Explosive Mixture for Pakistan

Since Pakistan’s parliament replaced civil rights with Islamic rights in one province without discussion or debate, the talk these days is of a country in decay, if not a country in full collapse.

The fact is that all political parties, whether Islamic or secular, surrendered totally and unconditionally to the Islamic movement in the Swat Valley – with the exception of the Muttahida Qaumi Movement (MQM) party based in the port city of Karachi and made up of refugees and exiles. It has since degenerated into a force of corrupt and criminal local potentates. That this party is the only one to vote against Sharia law in Swat is proof of the ethical and moral pauperization of Pakistan’s political classes. The change in law, which now makes blasphemy a capital crime, only confirms that.

But the decline of the state has deeper roots, not all of which are homemade. And the ramifications – Hillary Clinton called them mortally dangerous during her visit to Islamabad a few days ago – won’t affect just Pakistan.

The worry is that Pakistan’s nuclear weapons potential might be in danger of falling into terrorist hands. One can have little confidence in reassurances from the U.S. military that they would recover the weapons in any crisis, because it’s obvious no one knows how many weapons there are or where they’re located.
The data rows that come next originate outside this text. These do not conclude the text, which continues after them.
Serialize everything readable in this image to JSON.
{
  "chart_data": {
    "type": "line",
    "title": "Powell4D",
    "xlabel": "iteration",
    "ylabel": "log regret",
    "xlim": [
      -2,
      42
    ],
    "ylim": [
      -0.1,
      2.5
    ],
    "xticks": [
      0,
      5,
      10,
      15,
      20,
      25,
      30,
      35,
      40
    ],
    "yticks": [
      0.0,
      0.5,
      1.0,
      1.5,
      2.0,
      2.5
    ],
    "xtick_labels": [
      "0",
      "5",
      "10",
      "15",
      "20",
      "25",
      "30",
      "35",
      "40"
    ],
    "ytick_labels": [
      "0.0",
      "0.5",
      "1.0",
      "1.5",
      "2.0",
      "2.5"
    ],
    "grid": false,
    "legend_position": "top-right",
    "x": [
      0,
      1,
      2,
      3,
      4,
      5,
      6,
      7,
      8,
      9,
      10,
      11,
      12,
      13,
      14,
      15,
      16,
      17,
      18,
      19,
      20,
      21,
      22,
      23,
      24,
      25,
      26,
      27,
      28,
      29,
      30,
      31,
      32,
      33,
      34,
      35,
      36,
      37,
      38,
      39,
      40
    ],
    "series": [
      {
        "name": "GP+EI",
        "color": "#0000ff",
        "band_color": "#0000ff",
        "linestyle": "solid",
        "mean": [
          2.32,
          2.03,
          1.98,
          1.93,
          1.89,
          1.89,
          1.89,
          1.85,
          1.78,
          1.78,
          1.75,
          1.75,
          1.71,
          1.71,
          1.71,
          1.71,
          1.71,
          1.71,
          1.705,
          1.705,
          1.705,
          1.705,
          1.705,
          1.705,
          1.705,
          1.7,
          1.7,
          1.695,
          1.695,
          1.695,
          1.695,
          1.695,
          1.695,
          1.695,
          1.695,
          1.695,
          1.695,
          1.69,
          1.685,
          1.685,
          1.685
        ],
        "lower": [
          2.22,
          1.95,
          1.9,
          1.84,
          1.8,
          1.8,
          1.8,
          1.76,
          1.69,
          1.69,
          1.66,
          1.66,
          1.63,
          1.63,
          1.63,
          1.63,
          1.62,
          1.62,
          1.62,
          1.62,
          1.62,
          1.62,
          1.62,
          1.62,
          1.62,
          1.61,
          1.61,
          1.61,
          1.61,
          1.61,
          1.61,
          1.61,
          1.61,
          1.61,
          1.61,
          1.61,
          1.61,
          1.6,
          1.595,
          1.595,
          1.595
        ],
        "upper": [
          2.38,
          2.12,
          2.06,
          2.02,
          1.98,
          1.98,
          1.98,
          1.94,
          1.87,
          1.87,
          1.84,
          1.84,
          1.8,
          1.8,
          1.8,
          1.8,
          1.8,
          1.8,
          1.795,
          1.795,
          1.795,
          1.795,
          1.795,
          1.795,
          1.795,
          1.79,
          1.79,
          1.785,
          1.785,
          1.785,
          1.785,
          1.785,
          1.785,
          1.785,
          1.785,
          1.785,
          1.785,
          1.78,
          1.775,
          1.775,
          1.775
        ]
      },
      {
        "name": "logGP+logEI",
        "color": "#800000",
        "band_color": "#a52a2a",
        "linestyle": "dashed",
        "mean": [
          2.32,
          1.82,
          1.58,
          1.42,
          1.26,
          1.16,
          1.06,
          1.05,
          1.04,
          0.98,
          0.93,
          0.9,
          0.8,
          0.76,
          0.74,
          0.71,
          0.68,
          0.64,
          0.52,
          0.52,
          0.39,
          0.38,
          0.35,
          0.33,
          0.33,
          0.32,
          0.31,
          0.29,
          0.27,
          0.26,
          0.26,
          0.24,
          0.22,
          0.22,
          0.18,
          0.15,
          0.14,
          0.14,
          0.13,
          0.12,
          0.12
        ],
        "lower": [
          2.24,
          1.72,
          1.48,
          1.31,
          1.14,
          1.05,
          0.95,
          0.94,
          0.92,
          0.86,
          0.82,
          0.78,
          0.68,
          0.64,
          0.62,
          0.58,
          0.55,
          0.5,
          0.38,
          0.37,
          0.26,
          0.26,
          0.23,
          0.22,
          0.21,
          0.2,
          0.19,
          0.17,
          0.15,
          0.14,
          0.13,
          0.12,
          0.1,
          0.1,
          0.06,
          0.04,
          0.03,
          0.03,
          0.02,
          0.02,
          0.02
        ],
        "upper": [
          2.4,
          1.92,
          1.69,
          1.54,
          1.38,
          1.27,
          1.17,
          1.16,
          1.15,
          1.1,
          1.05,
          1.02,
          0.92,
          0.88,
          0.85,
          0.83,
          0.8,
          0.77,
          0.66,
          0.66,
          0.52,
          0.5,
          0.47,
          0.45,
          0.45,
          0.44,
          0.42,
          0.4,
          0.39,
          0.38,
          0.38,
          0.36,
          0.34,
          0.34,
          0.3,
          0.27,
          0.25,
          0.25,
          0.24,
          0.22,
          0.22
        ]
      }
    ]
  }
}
One can be certain the Pakistani army wouldn’t voluntarily surrender them.

Politically, they would no more surrender them than would Pakistan’s ISI security service. Both the army and the ISI are in contact with the network of warring groups loosely referred to as the Taliban. The two institutions have long held the nation together and have internal networks that disapprove of Pakistan’s role in an anti-terror alliance, seen as submission to Washington’s will during the eight years of the Bush administration.

That’s also why they have acted with considerable restraint in the disagreements they have with the Pashtun tribal areas. This, in turn, has prompted the United States to rely more and more on unmanned drones to carry out attacks against suspected Taliban and al-Qaeda strongholds there. The number of non-combatant victims of these drones rises with every new attack; every new attack, therefore, strengthens the enemy’s will to resist and increases its ranks. For lack of realistic alternatives, they align themselves with the various Islamic powers that began life as stepchildren of the U.S.: the ISI and Saudi Arabia.

The Afghanistan war meshes with the crisis in Pakistan and becomes an entity Barack Obama’s government calls “Afpak.” Dealing with the Pashtun regions on both sides of the border as a monolith just divides them from the rest of Pakistan and adds to the destabilization of the nation. On the other hand, a policy of reconstruction and development in pacifying Afghanistan could also serve to strengthen Pakistan’s domestic political situation.

The U.S. understands the crisis in essentially military terms. The resulting measures that will be taken will, therefore, be inappropriate.